Unlike the Imperial Self, the Diminishing Self seems unable to command anything at all, least of all his own will. He is entirely commanded by an external authority—not by a moral authority, but by a set of absolutely dictatorial physical laws. Indeed, if he follows the promptings of materialist psychologists completely, he soon realizes that he isn’t even a self at all. The “self” is only an illusion caused by a multitude of chemical reactions. How much further could the Self diminish?
Again, it is quite ironic to find, in one and the same culture, a moral revolution producing both the Imperial Self and the Diminishing Self. But perhaps it isn’t quite so strange after all.
If we reach back through history several centuries, we discover the ultimate source of our current revolution. Among the intelligentsia, first in a trickle and then building over several centuries to a rush, we find the belief that this grand universe and everything in it including human beings, was the result of a series of merely material accidents. On this view, the laws of physics pushed and pulled matter over countless millions of years into countless different shapes, producing, quite by accident, this creature we call man.

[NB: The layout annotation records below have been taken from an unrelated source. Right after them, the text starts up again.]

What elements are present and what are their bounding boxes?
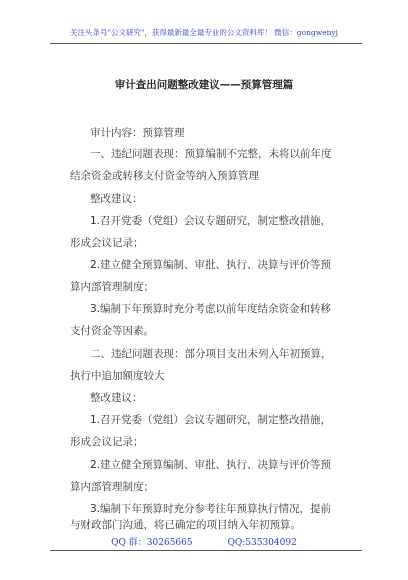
body-line: 与财政部门沟通，将已确定的项目纳入年初预算。 xyxy=(70,519,301,531)
body-line: 2.建立健全预算编制、审批、执行、决算与评价等预 xyxy=(90,459,332,471)
body-line: 整改建议： xyxy=(90,392,143,404)
document-title: 审计查出问题整改建议——预算管理篇 xyxy=(114,79,294,91)
body-line: 2.建立健全预算编制、审批、执行、决算与评价等预 xyxy=(90,259,332,271)
body-line: 一、违纪问题表现：预算编制不完整，未将以前年度 xyxy=(90,148,332,160)
body-line: 审计内容：预算管理 xyxy=(90,127,185,139)
body-line: 整改建议： xyxy=(90,193,143,205)
body-line: 支付资金等因素。 xyxy=(70,325,154,337)
body-line: 1.召开党委（党组）会议专题研究，制定整改措施， xyxy=(90,414,332,426)
body-line: 3.编制下年预算时充分参考往年预算执行情况，提前 xyxy=(90,503,332,515)
footer-qq: QQ:535304092 xyxy=(227,538,297,548)
body-line: 算内部管理制度； xyxy=(70,281,154,293)
footer-qq-group: QQ 群：30265665 xyxy=(111,538,193,548)
footer-divider xyxy=(50,550,362,551)
body-line: 算内部管理制度； xyxy=(70,481,154,493)
body-line: 3.编制下年预算时充分考虑以前年度结余资金和转移 xyxy=(90,303,332,315)
body-line: 执行中追加额度较大 xyxy=(70,370,165,382)
footer-contact xyxy=(0,535,408,548)
body-line: 形成会议记录； xyxy=(70,237,144,249)
body-line: 结余资金或转移支付资金等纳入预算管理 xyxy=(70,170,259,182)
header-banner: 关注头条号"公文研究"，获得最新最全最专业的公文资料库！ 微信：gongwenyj xyxy=(70,28,338,37)
body-line: 形成会议记录； xyxy=(70,436,144,448)
body-line: 二、违纪问题表现：部分项目支出未列入年初预算， xyxy=(90,348,332,360)
header-divider xyxy=(50,43,362,44)
body-line: 1.召开党委（党组）会议专题研究，制定整改措施， xyxy=(90,215,332,227)
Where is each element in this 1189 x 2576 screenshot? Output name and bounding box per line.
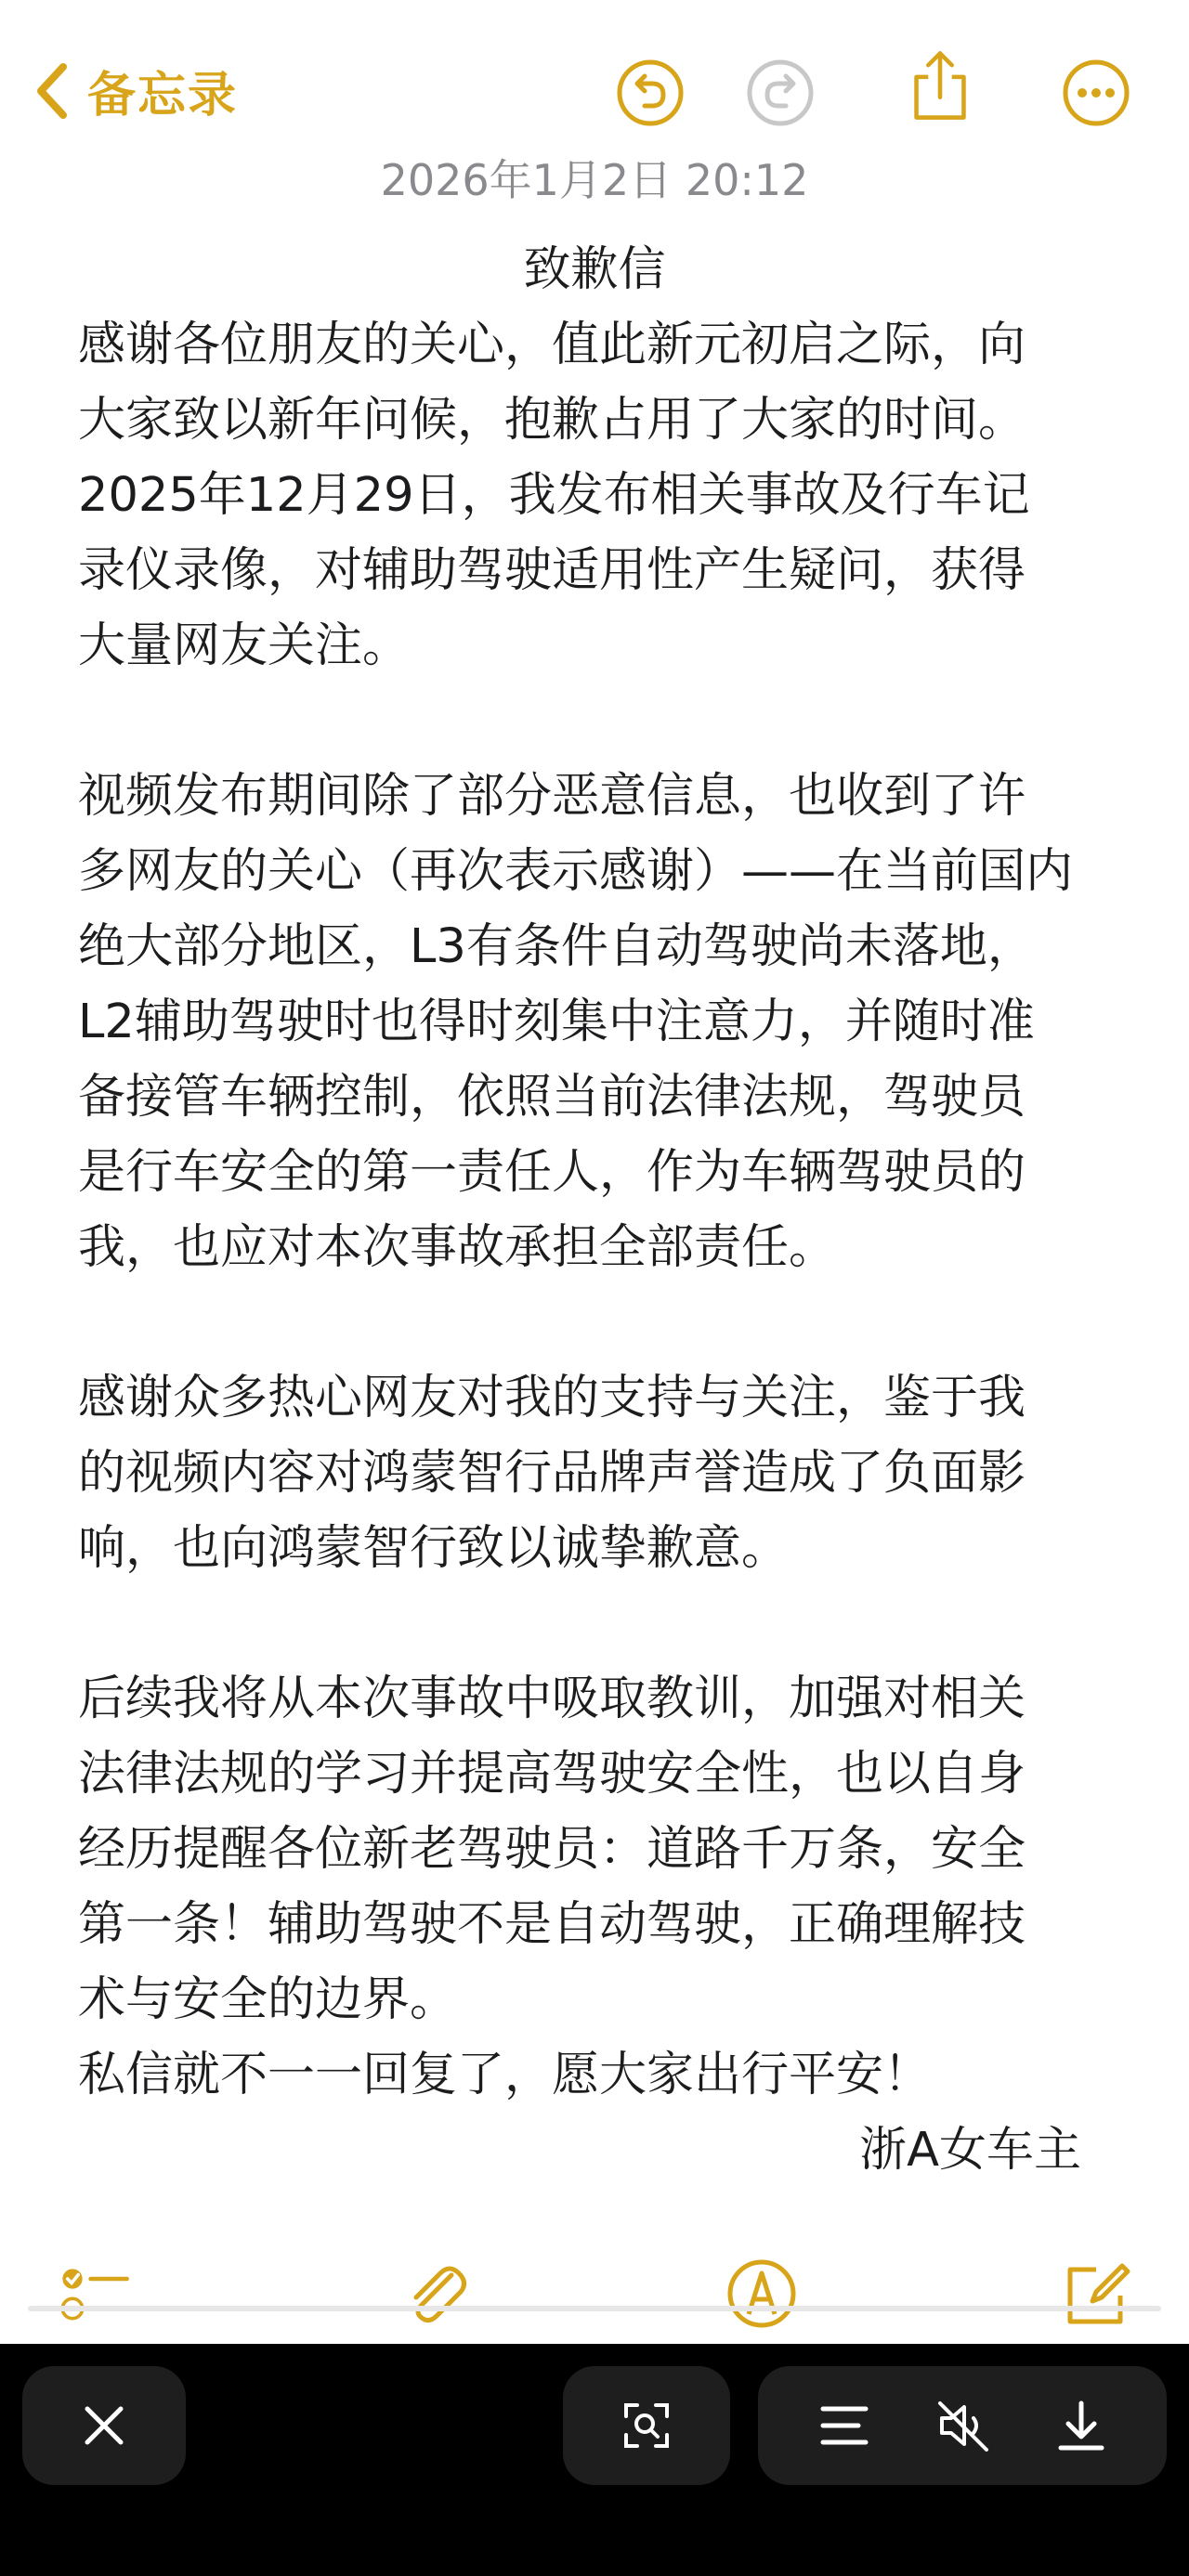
scroll-indicator <box>28 2306 1161 2311</box>
text-line: 多网友的关心（再次表示感谢）——在当前国内 <box>78 844 1074 899</box>
redo-icon[interactable] <box>743 56 817 130</box>
blank-line <box>78 1285 1128 1360</box>
text-line: 私信就不一一回复了，愿大家出行平安！ <box>78 2048 932 2102</box>
text-line: 大量网友关注。 <box>78 618 411 673</box>
scan-text-button[interactable] <box>563 2366 730 2485</box>
note-date: 2026年1月2日 20:12 <box>380 155 809 205</box>
text-line: 我，也应对本次事故承担全部责任。 <box>78 1220 837 1275</box>
attachment-icon[interactable] <box>398 2257 472 2331</box>
back-label: 备忘录 <box>87 68 239 124</box>
compose-icon[interactable] <box>1059 2257 1133 2331</box>
text-line: 绝大部分地区，L3有条件自动驾驶尚未落地， <box>78 919 1035 974</box>
note-title: 致歉信 <box>523 242 666 297</box>
blank-line <box>78 1586 1128 1661</box>
text-line: 响，也向鸿蒙智行致以诚挚歉意。 <box>78 1521 790 1576</box>
text-line: 的视频内容对鸿蒙智行品牌声誉造成了负面影 <box>78 1446 1026 1501</box>
close-icon <box>76 2398 132 2453</box>
blank-line <box>78 683 1128 759</box>
more-icon[interactable] <box>1059 56 1133 130</box>
chevron-left-icon <box>33 61 71 121</box>
text-line: 感谢各位朋友的关心，值此新元初启之际，向 <box>78 318 1026 372</box>
text-line: 视频发布期间除了部分恶意信息，也收到了许 <box>78 769 1026 824</box>
text-line: L2辅助驾驶时也得时刻集中注意力，并随时准 <box>78 995 1035 1049</box>
text-line: 大家致以新年问候，抱歉占用了大家的时间。 <box>78 393 1026 448</box>
playback-options-group <box>758 2366 1167 2485</box>
text-line: 经历提醒各位新老驾驶员：道路千万条，安全 <box>78 1822 1026 1877</box>
notes-bottom-toolbar <box>0 2247 1189 2340</box>
text-line: 术与安全的边界。 <box>78 1972 458 2027</box>
text-line: 录仪录像，对辅助驾驶适用性产生疑问，获得 <box>78 543 1026 598</box>
back-button[interactable] <box>33 56 238 125</box>
paragraph-2 <box>78 759 1128 1285</box>
video-control-bar <box>0 2344 1189 2576</box>
markup-pen-icon[interactable] <box>725 2257 799 2331</box>
text-line: 第一条！辅助驾驶不是自动驾驶，正确理解技 <box>78 1897 1026 1952</box>
paragraph-1 <box>78 307 1128 683</box>
paragraph-4 <box>78 1661 1128 2113</box>
download-icon[interactable] <box>1053 2398 1109 2453</box>
note-body[interactable] <box>78 232 1128 2188</box>
checklist-icon[interactable] <box>58 2257 132 2331</box>
text-line: 2025年12月29日，我发布相关事故及行车记 <box>78 468 1030 523</box>
text-line: 备接管车辆控制，依照当前法律法规，驾驶员 <box>78 1070 1026 1125</box>
menu-icon[interactable] <box>817 2400 871 2452</box>
signature: 浙A女车主 <box>859 2123 1081 2178</box>
text-line: 法律法规的学习并提高驾驶安全性，也以自身 <box>78 1747 1026 1802</box>
share-icon[interactable] <box>903 48 977 123</box>
text-line: 是行车安全的第一责任人，作为车辆驾驶员的 <box>78 1145 1026 1200</box>
paragraph-3 <box>78 1360 1128 1586</box>
text-line: 后续我将从本次事故中吸取教训，加强对相关 <box>78 1672 1026 1726</box>
close-button[interactable] <box>22 2366 186 2485</box>
undo-icon[interactable] <box>613 56 687 130</box>
text-line: 感谢众多热心网友对我的支持与关注，鉴于我 <box>78 1371 1026 1425</box>
mute-icon[interactable] <box>934 2398 992 2453</box>
scan-text-icon <box>619 2398 674 2453</box>
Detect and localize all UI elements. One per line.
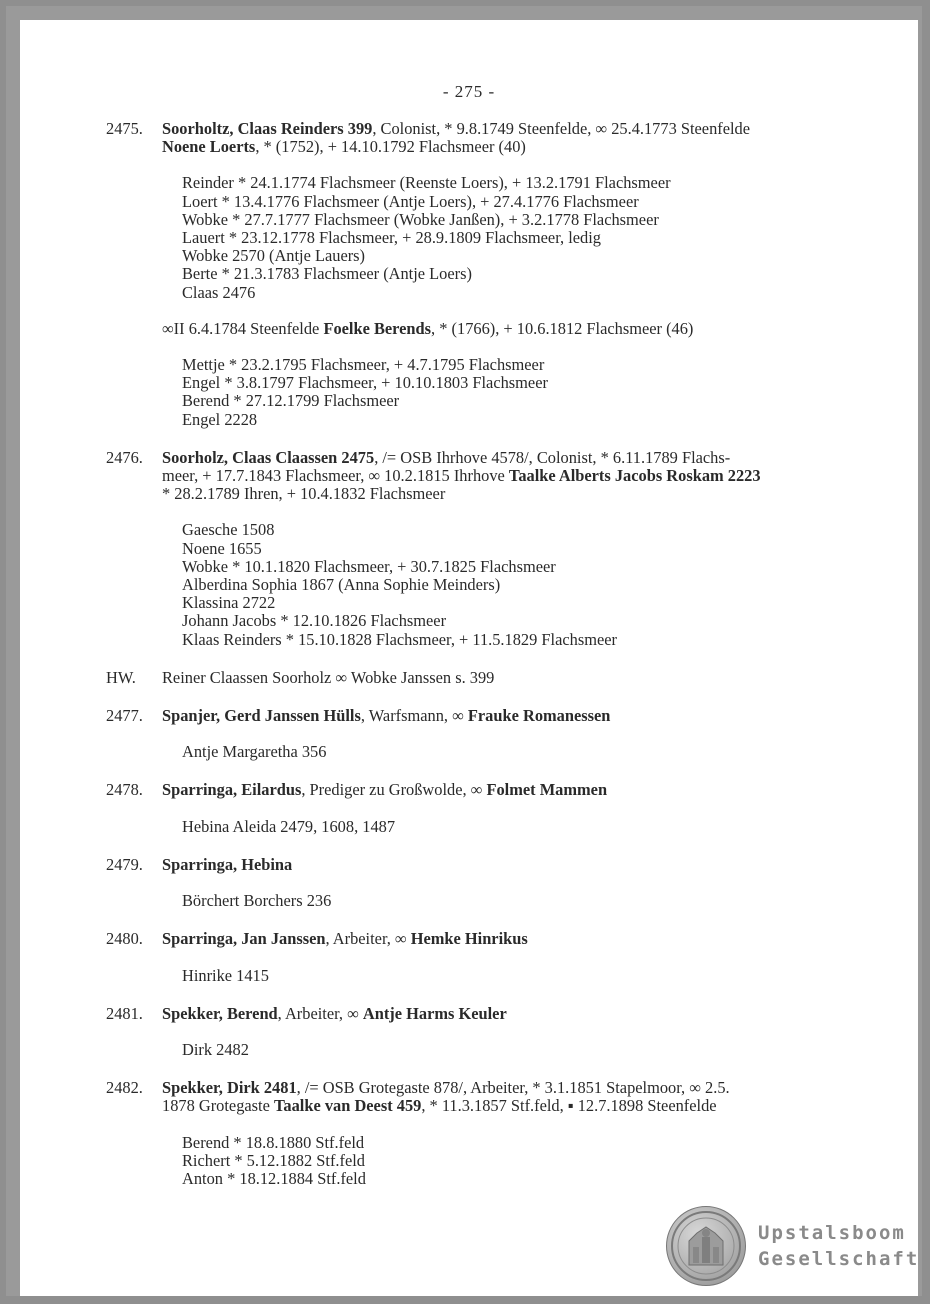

According to the materialist creation story, since man was the sum result of the purposeless kneading of matter, he was little more than clay. Behold the Adamic Diminishing Self! For him there is no knowledge of good and evil, for the laws of nature and brute matter are indifferent to questions of good and evil, and rule only by fickle chance and despotic necessity.
But since no creator ruled over him, bringing his clay to life by the gift of His breath, he was also as close to a deity as had been produced. Behold the Adamic Imperial Self! To him, in the moral vacuum, falls the necessity not only of naming the beasts, but of defining good and evil for himself.
So perhaps it isn’t as difficult to understand, at least in outline, how we have come to be engaged in cultural wars. Part of the culture still holds to the view that nature (including our human moral nature) is ordered by a benevolent God, who has defined good and evil for us. Part of the culture now holds the view that, lacking both the order of God and of nature, good and evil can only be defined by us.
Not a particularly happy situation, but one to which we must respond.